Institute of Theoretical Computer Science, Graz University of Technology, Inffeldgasse 16b, Graz, Austria.
Nat Commun. 2020 Jul 17;11(1):3625. doi: 10.1038/s41467-020-17236-y.
Recurrently connected networks of spiking neurons underlie the astounding information processing capabilities of the brain. Yet in spite of extensive research, how they can learn through synaptic plasticity to carry out complex network computations remains unclear. We argue that two pieces of this puzzle were provided by experimental data from neuroscience. A mathematical result tells us how these pieces need to be combined to enable biologically plausible online network learning through gradient descent, in particular deep reinforcement learning.

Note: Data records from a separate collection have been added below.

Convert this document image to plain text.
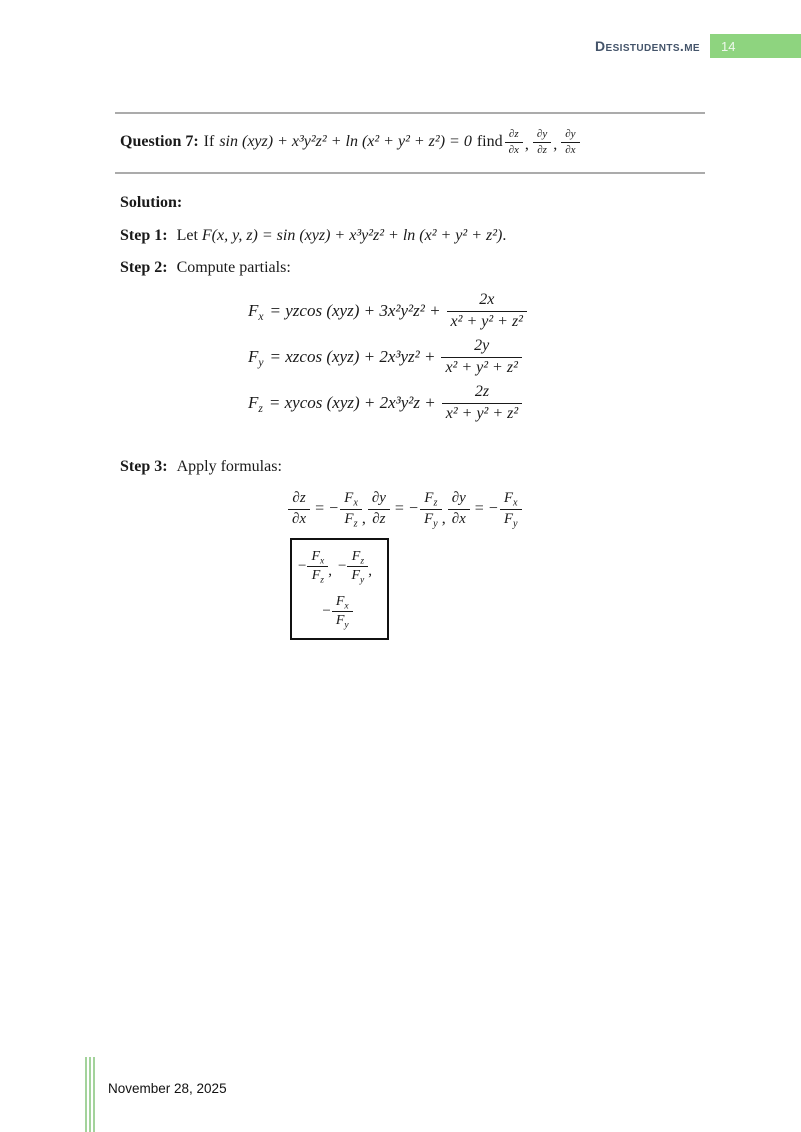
Desistudents.me	14
Question 7: If sin (xyz) + x³y²z² + ln (x² + y² + z²) = 0 find $\frac{\partial z}{\partial x}$ , $\frac{\partial y}{\partial z}$ , $\frac{\partial y}{\partial x}$
Solution:
Step 1: Let F(x, y, z) = sin (xyz) + x³y²z² + ln (x² + y² + z²).
Step 2: Compute partials:
$F_x = yzcos$ $(xyz) + 3x^2y^2z^2 + \frac{2x}{\text{x² + y² + z²}}$
$F_y = xzcos$ $(xyz) + 2x^3yz^2 + \frac{2y}{\text{x² + y² + z²}}$
$F_z = xycos$ $(xyz) + 2x^3y^2z + \frac{2z}{\text{x² + y² + z²}}$
Step 3: Apply formulas:
$\frac{\partial z}{\partial x}$ = − $\frac{F_x}{F_z}$ , $\frac{\partial y}{\partial z}$ = − $\frac{F_z}{F_y}$ , $\frac{\partial y}{\partial x}$ = − $\frac{F_x}{F_y}$
− $\frac{F_x}{F_z}$ , − $\frac{F_z}{F_y}$ ,
− $\frac{F_x}{F_y}$
November 28, 2025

This learning method-called e-prop-approaches the performance of backpropagation through time (BPTT), the best-known method for training recurrent neural networks in machine learning. In addition, it suggests a method for powerful on-chip learning in energy-efficient spike-based hardware for artificial intelligence.
脉冲神经元的反复连接网络是大脑惊人的信息处理能力的基础。然而,尽管进行了广泛的研究,它们如何通过突触可塑性来进行复杂的网络计算仍然不清楚。我们认为,这个难题的两个部分是由神经科学的实验数据提供的。一个数学结果告诉我们,这两个部分需要结合起来,才能通过梯度下降实现生物上合理的在线网络学习,特别是深度强化学习。这种学习方法——e-prop——接近时间反向传播(BPTT)的性能,BPTT 是机器学习中训练递归神经网络的最著名方法。此外,它还为基于人工智能的节能基于尖峰的硬件中的强大片上学习提供了一种方法。